Olay sadece altyapıdan oyuncu yetiştirmek değil kulübün o oyuncuyu da aidiyet duygusu içersinde nasıl istihdam edeceğini planlaması gerekir. Bir oyuncuyu kulübe bağlamanın çeşitli yolları vardır, bu da sadece maddi şeylerle değil manevi olarak da sağlanır. Dolayısıyla ben geçmişe nazaran daha geniş bir altyapı faaliyetinin olduğunu düşünmekle beraber, hedef oyuncular yetiştirme bazında olsun, gerek o oyuncuların kulüplerinde istihdam edilmelerinde olsun ve gerekse de bulunan oyuncuların eğitilmesinde eksiklerin olduğunu düşünüyorum. Ben kendi antrenörlük dönemlerimde basketbolun sadece hücum yönünü değil hem hücüm hem de savunma yönünü oynayan oyuncuların artık geçerli olduğunu söyledim ve nitekim Efes Pilsen’de bunun örneklerini genç oyuncularla aldığımız başarılarla ortaya koyduk. -Bu anlayışta rahmetli Aydan Siyavuş’un da büyük katkısı var elbette.- Sonra savunmadan giderek uzaklaşarak hücüm basketbolu dediğimiz herkesin bireysel oynadığı, bireysel ve takım savunmasını dikkate almadan daha çok atanın ön planda olduğu bir basketbol formasyonu ortaya çıktı.
Ben basketbolun içinde fiili olarak olmadığım son yıllarda dışardan objektif olarak baktığım zaman da A takımlarında oynanan basketbolu bu açıdan üzülerek gözlemliyorum.
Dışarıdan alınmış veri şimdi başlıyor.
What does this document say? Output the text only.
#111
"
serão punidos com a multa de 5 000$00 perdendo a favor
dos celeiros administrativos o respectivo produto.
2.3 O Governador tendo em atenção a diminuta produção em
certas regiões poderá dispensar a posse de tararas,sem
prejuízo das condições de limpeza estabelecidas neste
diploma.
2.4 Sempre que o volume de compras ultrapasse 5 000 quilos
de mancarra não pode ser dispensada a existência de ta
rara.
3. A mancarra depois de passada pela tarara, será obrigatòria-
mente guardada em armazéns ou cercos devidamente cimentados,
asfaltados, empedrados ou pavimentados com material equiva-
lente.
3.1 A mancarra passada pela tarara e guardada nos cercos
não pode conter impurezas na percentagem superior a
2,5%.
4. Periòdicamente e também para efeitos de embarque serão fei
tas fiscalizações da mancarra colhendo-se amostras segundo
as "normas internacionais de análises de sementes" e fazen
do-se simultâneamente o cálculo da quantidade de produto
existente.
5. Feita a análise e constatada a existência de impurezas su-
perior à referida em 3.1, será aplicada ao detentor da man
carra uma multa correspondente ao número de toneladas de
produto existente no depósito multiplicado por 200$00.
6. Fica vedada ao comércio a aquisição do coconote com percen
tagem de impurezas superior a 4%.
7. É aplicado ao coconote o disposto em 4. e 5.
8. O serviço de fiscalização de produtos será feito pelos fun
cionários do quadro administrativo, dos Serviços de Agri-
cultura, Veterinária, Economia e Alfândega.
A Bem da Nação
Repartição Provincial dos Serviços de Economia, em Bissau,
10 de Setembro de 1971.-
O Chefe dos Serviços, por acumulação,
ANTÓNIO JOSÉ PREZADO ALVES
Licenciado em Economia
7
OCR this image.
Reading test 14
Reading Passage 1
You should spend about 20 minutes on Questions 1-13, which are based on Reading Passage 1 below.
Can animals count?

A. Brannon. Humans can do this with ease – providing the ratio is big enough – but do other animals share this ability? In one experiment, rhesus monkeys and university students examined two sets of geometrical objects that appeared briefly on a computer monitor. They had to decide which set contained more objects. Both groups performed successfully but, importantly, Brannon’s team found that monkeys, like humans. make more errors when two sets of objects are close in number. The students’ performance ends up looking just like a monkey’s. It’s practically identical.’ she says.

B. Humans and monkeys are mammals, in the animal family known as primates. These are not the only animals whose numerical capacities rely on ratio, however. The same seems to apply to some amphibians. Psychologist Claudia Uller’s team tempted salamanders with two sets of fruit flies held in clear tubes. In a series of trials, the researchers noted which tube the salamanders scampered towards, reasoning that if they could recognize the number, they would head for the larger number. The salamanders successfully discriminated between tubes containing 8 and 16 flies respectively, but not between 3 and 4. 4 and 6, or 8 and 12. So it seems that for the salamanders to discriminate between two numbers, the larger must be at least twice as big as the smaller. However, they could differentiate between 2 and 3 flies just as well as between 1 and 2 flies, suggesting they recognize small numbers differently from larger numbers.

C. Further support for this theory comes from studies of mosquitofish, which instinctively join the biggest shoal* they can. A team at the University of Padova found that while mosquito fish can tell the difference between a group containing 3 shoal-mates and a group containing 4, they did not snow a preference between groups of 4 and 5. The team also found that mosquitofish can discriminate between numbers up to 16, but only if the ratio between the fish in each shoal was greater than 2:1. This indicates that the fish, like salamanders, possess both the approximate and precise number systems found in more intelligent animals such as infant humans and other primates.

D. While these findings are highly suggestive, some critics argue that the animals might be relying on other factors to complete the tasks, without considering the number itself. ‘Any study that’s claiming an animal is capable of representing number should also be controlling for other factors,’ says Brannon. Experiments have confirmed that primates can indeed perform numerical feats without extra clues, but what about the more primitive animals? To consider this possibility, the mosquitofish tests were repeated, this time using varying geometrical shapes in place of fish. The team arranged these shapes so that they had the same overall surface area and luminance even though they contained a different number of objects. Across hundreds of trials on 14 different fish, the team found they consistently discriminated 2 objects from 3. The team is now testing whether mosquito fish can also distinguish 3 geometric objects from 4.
Artık tekrar bizim hücüm basketbol değil de “Total Basketbol” denilen oyunun hem savunma hem de hücum yönünü ortaya koyan basketbol anlayışına yeniden dönmemiz gerektiğini düşünüyorum. Örnek vermek gerekirse çok yakın bir zaman önce Paris’te Barcelona, Partizan, Olympiakos ve Cska Moskova’nın katıldığı Euroleague Final Four’u oynandı . Belki orada oynanan basketbol NBA basketbolunu sevenler için sıkıcı gelmiş olabilir ama bence gerçek mücadele ve basketbol anlayışının Avrupa için öyle olması gerekiyor. Kolay sayı yemeyeceksin, geriye iyi koşacaksın, sert müdafa yapacaksın, bireysel müdafanın yanında takım savunması da yapacaksın, kazandığın toplarla kolay sayı bulmaya çalışacaksın ve olmadığı zaman da topu iyi paylaşıp topu en iyi pozisyondaki oyuncuya aktarmaya çalışacaksın çeşitli varyasyonlarla. “Total Basketbol” dediğimiz anlayış işte bu. Altyapı oyuncularını da bu anlayışa göre hazırlanmasının, oyuncuların bireysel müdafa, birysel hücum fundamentallerinin geliştirilmesinin ve bunların inceliklerinin öğretilmesinin gerektiğini düşünüyorum. Bu anlayıştan bir hayli uzaklaşıldığını, hatta büyük kulüplerimizde “altyapıya ne gerek var” söyleminin artık geçerli bir söylem olduğunu da üzülerek görüyorum. Bu konu hakkında genel olarak söyleyeceklerim bunlar.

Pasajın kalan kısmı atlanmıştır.